As usual, his barb had no effect upon her. ‘Well enough,’ she replied, leaning back once more. ‘You probably would not understand this, but it is my very certainty that my husband has remained true that drives me to do as I do.’

‘You are right — I do not understand that at all.’

‘I am not his equal. I had no hope of becoming that, not from the very start. I walked the trench at his side, always. That’s not an easy thing to live with, not day after day.’

‘There was no trench, Toras. None saw you as his lesser — you command the Hust Legion, for Abyss’ sake.’

‘This has nothing to do with military rank, or achievements.’

‘Then what?’

But she shook her head. ‘I have missed you, Galar.’

All of this without once meeting his gaze. He had no idea if others were watching, or even striving to listen in on this conversation. He did not think it likely. Servants had brought rushes into the room to set out upon the floor. Someone was singing drunkenly, forgetting lines, and laughter echoed. Woodsmoke hung heavy, stinging his eyes. He shrugged. ‘What is to be done, then?’

She rose, slapped him on the shoulder. ‘Go to your room. It’s late.’

‘And you?’

Smiling, she wheeled away. ‘That’s the thing about courage, isn’t it?’

He watched her return to her original seat, watched her pour full the tankard in front of her, and he knew that he would not spend this night alone. As he stood and made his way out of the chamber, he thought of his quarters in the Citadel, and the narrow bed he would not share with any priestesses; and then he thought of Calat Hustain, lying on a cot in some northern fort. Two men dwelling in solitude, because it was in their nature to choose it: to remain alone in the absence of love.

And the woman these two men shared, why, she understood nothing.

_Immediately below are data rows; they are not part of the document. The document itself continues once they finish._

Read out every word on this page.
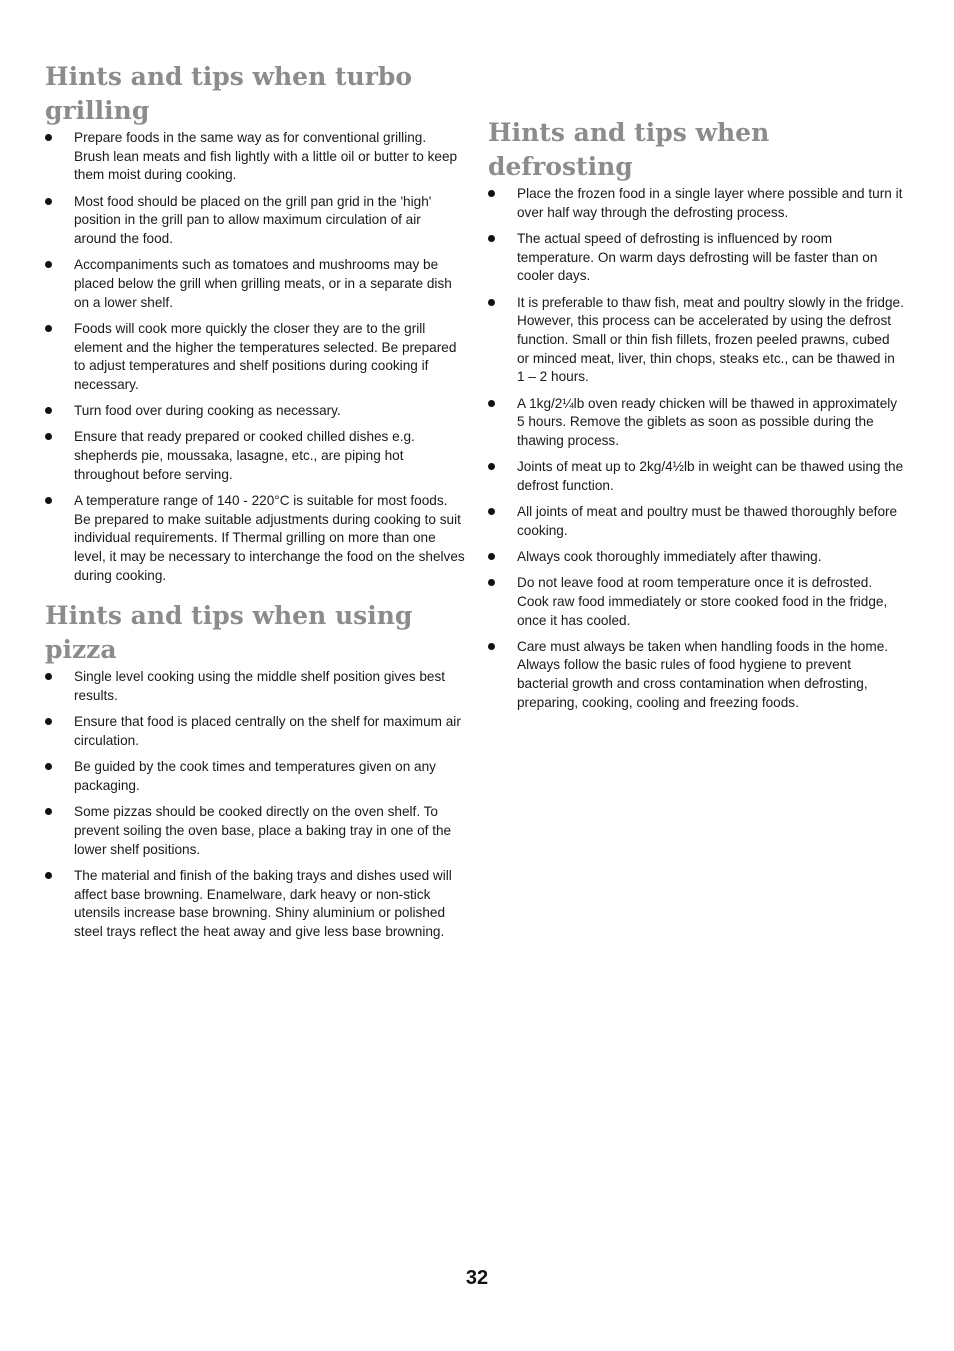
Hints and tips when turbo grilling
Prepare foods in the same way as for conventional grilling. Brush lean meats and fish lightly with a little oil or butter to keep them moist during cooking.
Most food should be placed on the grill pan grid in the 'high' position in the grill pan to allow maximum circulation of air around the food.
Accompaniments such as tomatoes and mushrooms may be placed below the grill when grilling meats, or in a separate dish on a lower shelf.
Foods will cook more quickly the closer they are to the grill element and the higher the temperatures selected. Be prepared to adjust temperatures and shelf positions during cooking if necessary.
Turn food over during cooking as necessary.
Ensure that ready prepared or cooked chilled dishes e.g. shepherds pie, moussaka, lasagne, etc., are piping hot throughout before serving.
A temperature range of 140 - 220°C is suitable for most foods. Be prepared to make suitable adjustments during cooking to suit individual requirements. If Thermal grilling on more than one level, it may be necessary to interchange the food on the shelves during cooking.
Hints and tips when using pizza
Single level cooking using the middle shelf position gives best results.
Ensure that food is placed centrally on the shelf for maximum air circulation.
Be guided by the cook times and temperatures given on any packaging.
Some pizzas should be cooked directly on the oven shelf. To prevent soiling the oven base, place a baking tray in one of the lower shelf positions.
The material and finish of the baking trays and dishes used will affect base browning. Enamelware, dark heavy or non-stick utensils increase base browning. Shiny aluminium or polished steel trays reflect the heat away and give less base browning.
Hints and tips when defrosting
Place the frozen food in a single layer where possible and turn it over half way through the defrosting process.
The actual speed of defrosting is influenced by room temperature. On warm days defrosting will be faster than on cooler days.
It is preferable to thaw fish, meat and poultry slowly in the fridge. However, this process can be accelerated by using the defrost function. Small or thin fish fillets, frozen peeled prawns, cubed or minced meat, liver, thin chops, steaks etc., can be thawed in 1 – 2 hours.
A 1kg/2¼lb oven ready chicken will be thawed in approximately 5 hours. Remove the giblets as soon as possible during the thawing process.
Joints of meat up to 2kg/4½lb in weight can be thawed using the defrost function.
All joints of meat and poultry must be thawed thoroughly before cooking.
Always cook thoroughly immediately after thawing.
Do not leave food at room temperature once it is defrosted. Cook raw food immediately or store cooked food in the fridge, once it has cooled.
Care must always be taken when handling foods in the home. Always follow the basic rules of food hygiene to prevent bacterial growth and cross contamination when defrosting, preparing, cooking, cooling and freezing foods.
32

Over the past three days, Kadaspala had been spared the company of Hunn Raal and Osserc. He’d not even seen them ride out, and Urusander had made no mention of where they had gone, or to what purpose. This was satisfying, as it left him to work on the portrait without suffering the assault of ignorant commentary, unsolicited advice, or inane conversations at the evening meal. Unshackled from the expectations of his cadre, Urusander was a different man, and their arguments over a host of subjects had proved mildly entertaining, almost enlivening, so much so that Kadaspala had begun looking forward to the meals they took at day’s end.

Still, the situation galled him. Work left him impatient, irritated and dissatisfied. At each sitting’s conclusion he fought to keep from slumping in exhaustion, instead applying himself with diligence to the cleaning of his brushes, his mind tracking the lines of the charcoal studies he referred to again and again when gauging the image on the board — he did not have to actually look at the vellum sheets, so fiercely were they burned into his mind’s eye. Urusander’s face haunted him, as did each subject he painted, but this time it felt different.

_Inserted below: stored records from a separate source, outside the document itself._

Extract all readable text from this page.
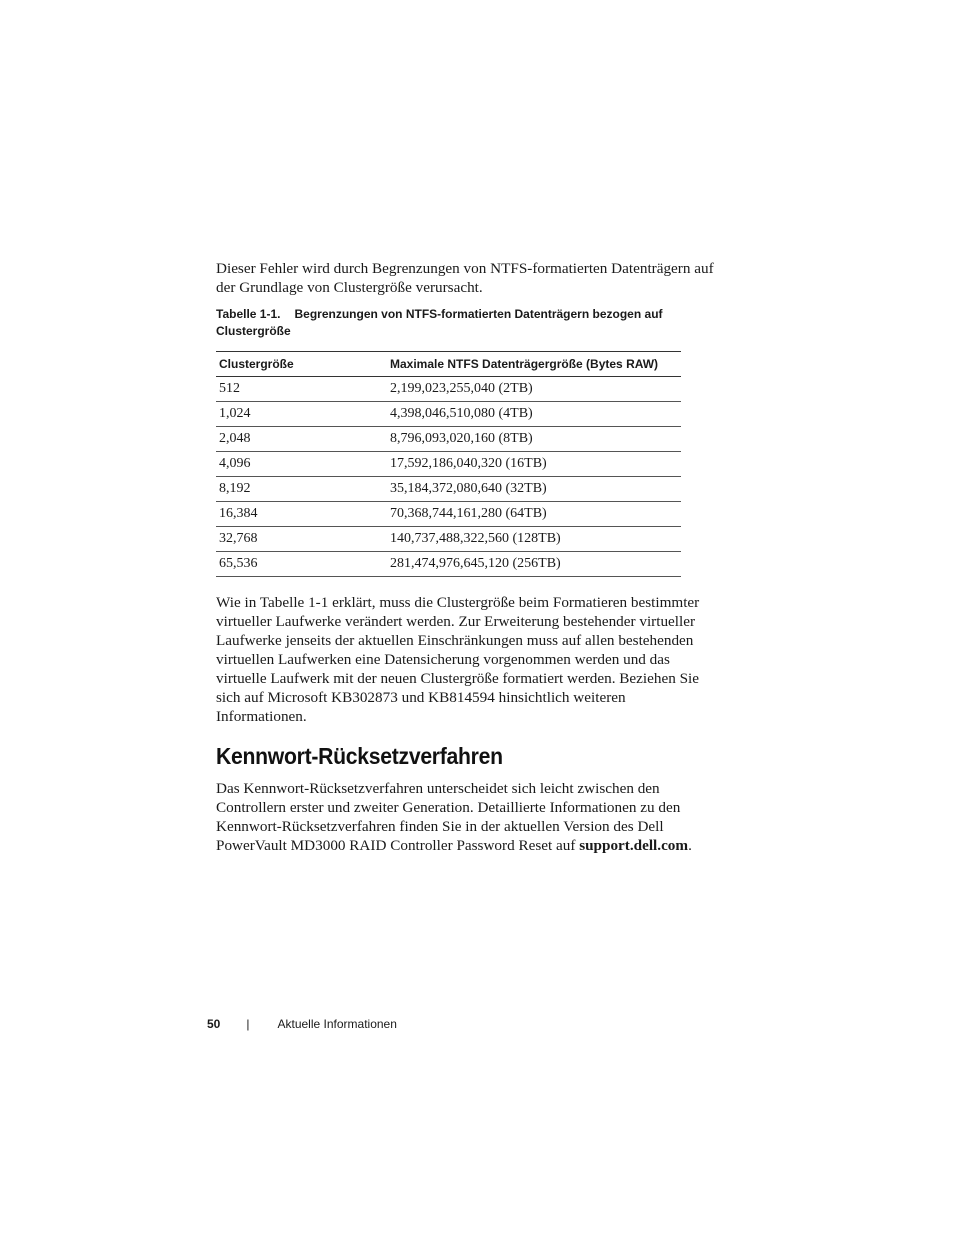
Dieser Fehler wird durch Begrenzungen von NTFS-formatierten Datenträgern auf der Grundlage von Clustergröße verursacht.

Tabelle 1-1. Begrenzungen von NTFS-formatierten Datenträgern bezogen auf Clustergröße
Clustergröße	Maximale NTFS Datenträgergröße (Bytes RAW)
512	2,199,023,255,040 (2TB)
1,024	4,398,046,510,080 (4TB)
2,048	8,796,093,020,160 (8TB)
4,096	17,592,186,040,320 (16TB)
8,192	35,184,372,080,640 (32TB)
16,384	70,368,744,161,280 (64TB)
32,768	140,737,488,322,560 (128TB)
65,536	281,474,976,645,120 (256TB)

Wie in Tabelle 1-1 erklärt, muss die Clustergröße beim Formatieren bestimmter virtueller Laufwerke verändert werden. Zur Erweiterung bestehender virtueller Laufwerke jenseits der aktuellen Einschränkungen muss auf allen bestehenden virtuellen Laufwerken eine Datensicherung vorgenommen werden und das virtuelle Laufwerk mit der neuen Clustergröße formatiert werden. Beziehen Sie sich auf Microsoft KB302873 und KB814594 hinsichtlich weiteren Informationen.

Kennwort-Rücksetzverfahren

Das Kennwort-Rücksetzverfahren unterscheidet sich leicht zwischen den Controllern erster und zweiter Generation. Detaillierte Informationen zu den Kennwort-Rücksetzverfahren finden Sie in der aktuellen Version des Dell PowerVault MD3000 RAID Controller Password Reset auf support.dell.com.

50 | Aktuelle Informationen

There was political intent to all works of art, but this one was too brazen, too bold, as far as he was concerned, and so he found his hand and eye fighting that overt crudity, with a shifting of tones, a deepening of certain lines, with a symbolic language only he understood.

Painting is war. Art is war.

His colleagues would recoil in horror at such notions. But then, they were mostly fools. Only Gallan would understand. Only Gallan would nod and perhaps even smile. There were so many ways to wage a battle. Weapons of beauty, weapons of discord. Fields of engagement across a landscape, or in the folds of a hanging curtain. Lines of resistance, knots of ambush, the assault of colour, the retreat of perspective. So many ways to fight, and yet every victory felt like surrender — he had no power over a stranger’s eyes, after all, and if art could lay siege to a stranger’s soul, it was a blind advance against unseen walls.